Monday, December 20, 2010

Google Corpus

A new corpus tool has been announced by Google, as reported in this NYTimes article. This represents a 500 billion-word corpus (yes, you read it right) of written English taken from a selection of their scanned books published in the 200 years between 1800 and 2000. The corpus allows for varieties of British and American English, or all varieties, as well as a selection of publications in other languages.

The researchers that developed the resource have enabled online searching of words & n-grams on a dedicated Google website. The website provides handy graphical comparisons of relative frequency over time, which can include combinations of words or phrases (n-grams). The example here compares common quantifying expressions. Links are then provided to 'search for' your word/phrase in Google books, making an instant web-concordance.

If that is not enough for you, you can also download the datasets from Googlelabs. These provide the already analysed relative frequency and distribution of strings, although both OpenOffice & MSOffice are unable to open the enormous files.

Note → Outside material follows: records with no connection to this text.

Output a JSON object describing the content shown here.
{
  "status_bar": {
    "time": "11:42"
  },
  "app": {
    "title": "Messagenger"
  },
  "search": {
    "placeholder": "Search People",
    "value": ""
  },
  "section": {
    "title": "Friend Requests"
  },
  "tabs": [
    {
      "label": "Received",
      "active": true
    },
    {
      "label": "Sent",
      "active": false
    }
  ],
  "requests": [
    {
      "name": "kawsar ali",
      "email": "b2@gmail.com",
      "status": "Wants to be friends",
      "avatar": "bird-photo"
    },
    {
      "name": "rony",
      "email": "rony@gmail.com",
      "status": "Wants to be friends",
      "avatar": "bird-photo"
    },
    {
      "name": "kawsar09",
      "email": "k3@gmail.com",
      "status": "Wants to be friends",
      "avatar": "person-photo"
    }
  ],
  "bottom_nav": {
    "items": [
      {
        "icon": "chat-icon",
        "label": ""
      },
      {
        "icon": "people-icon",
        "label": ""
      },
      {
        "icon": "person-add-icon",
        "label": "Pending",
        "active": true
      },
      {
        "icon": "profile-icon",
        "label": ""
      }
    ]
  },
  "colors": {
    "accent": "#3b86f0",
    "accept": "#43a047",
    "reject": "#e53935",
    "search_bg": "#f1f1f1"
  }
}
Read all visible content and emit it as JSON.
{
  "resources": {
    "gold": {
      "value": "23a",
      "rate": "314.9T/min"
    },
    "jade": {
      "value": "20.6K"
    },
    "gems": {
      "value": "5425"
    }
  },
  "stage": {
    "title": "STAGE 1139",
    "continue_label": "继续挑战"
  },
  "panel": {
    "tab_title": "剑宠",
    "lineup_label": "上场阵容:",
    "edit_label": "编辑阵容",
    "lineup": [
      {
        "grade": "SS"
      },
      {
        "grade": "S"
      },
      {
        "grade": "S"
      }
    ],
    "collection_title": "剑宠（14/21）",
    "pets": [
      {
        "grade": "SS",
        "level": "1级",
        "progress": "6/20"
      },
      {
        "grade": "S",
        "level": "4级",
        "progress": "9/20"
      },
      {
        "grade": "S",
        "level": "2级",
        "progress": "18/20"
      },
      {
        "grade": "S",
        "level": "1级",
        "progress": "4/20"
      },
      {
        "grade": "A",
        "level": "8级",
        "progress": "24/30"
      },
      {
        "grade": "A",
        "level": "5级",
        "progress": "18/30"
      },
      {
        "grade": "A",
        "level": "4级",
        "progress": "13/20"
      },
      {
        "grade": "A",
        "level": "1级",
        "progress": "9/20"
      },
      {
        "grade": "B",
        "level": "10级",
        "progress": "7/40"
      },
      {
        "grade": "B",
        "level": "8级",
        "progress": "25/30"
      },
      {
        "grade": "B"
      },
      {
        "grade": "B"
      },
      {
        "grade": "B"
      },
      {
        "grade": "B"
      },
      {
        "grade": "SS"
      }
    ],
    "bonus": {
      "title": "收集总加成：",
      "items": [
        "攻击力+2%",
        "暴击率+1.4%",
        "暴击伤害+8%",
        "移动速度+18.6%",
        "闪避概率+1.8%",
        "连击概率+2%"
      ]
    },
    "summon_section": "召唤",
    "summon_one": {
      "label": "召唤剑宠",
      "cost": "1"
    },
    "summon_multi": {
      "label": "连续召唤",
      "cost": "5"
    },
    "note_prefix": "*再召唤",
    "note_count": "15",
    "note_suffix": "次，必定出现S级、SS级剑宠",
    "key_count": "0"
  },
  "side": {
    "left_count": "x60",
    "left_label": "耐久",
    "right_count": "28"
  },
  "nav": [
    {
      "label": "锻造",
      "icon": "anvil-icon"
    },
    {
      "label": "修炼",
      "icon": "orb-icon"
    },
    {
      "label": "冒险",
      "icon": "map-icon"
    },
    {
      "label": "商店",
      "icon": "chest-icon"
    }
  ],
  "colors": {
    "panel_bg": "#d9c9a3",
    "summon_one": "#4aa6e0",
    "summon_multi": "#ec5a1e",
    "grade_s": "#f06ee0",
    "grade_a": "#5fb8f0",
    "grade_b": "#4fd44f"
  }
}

Two things that have struck me as surprising with the announcement of this resource are the reaction by some linguists and the approach taken by some of the principle researchers. In the NYTimes article, "Alan Brinkley, the former provost at Columbia and a professor of American history, said it was too early to tell what the impact of word and phrase searches would be. “I could imagine lots of interesting uses, I just don’t know enough about what they’re trying to do statistically,” he said."Admittedly this is a historian rather than a linguist talking, but the project should not be a surprise to anyone who has been involved in corpus linguistics for the last 20 years. The ever-increasing size of corpora, and access to the internet as a corpus in itself, have inspired projects such as webcorp (and see this special edition of Computational Linguistics from 2003). Also, the article reporting the project (available from Science with a free subscription) describes what n-grams are and what they do. The statistical background to n-grams is not hard to find. Also surprising is the inclusion of Steven Pinker, not just in the NYTimes story but also on the list of authors. He claims an interest in language change, but neglects to point out that access to vast amounts of language data is dramatically eating away at his many claims for an innate language. Real evidence of language use and acquisition suggest ever more strongly that language emerges as a result of constant meaningful interaction with the environment (more of that on another post).

The other surprising response is that the principle researchers make fairly exaggerated claims about culture based on the change in patterns of frequency of use that the data reveals. Clearly patterns of use will change over time (and 200 years is still only a snapshot for many words), but claiming to have invented a new subject - "culturomics" - is probably taking things too far.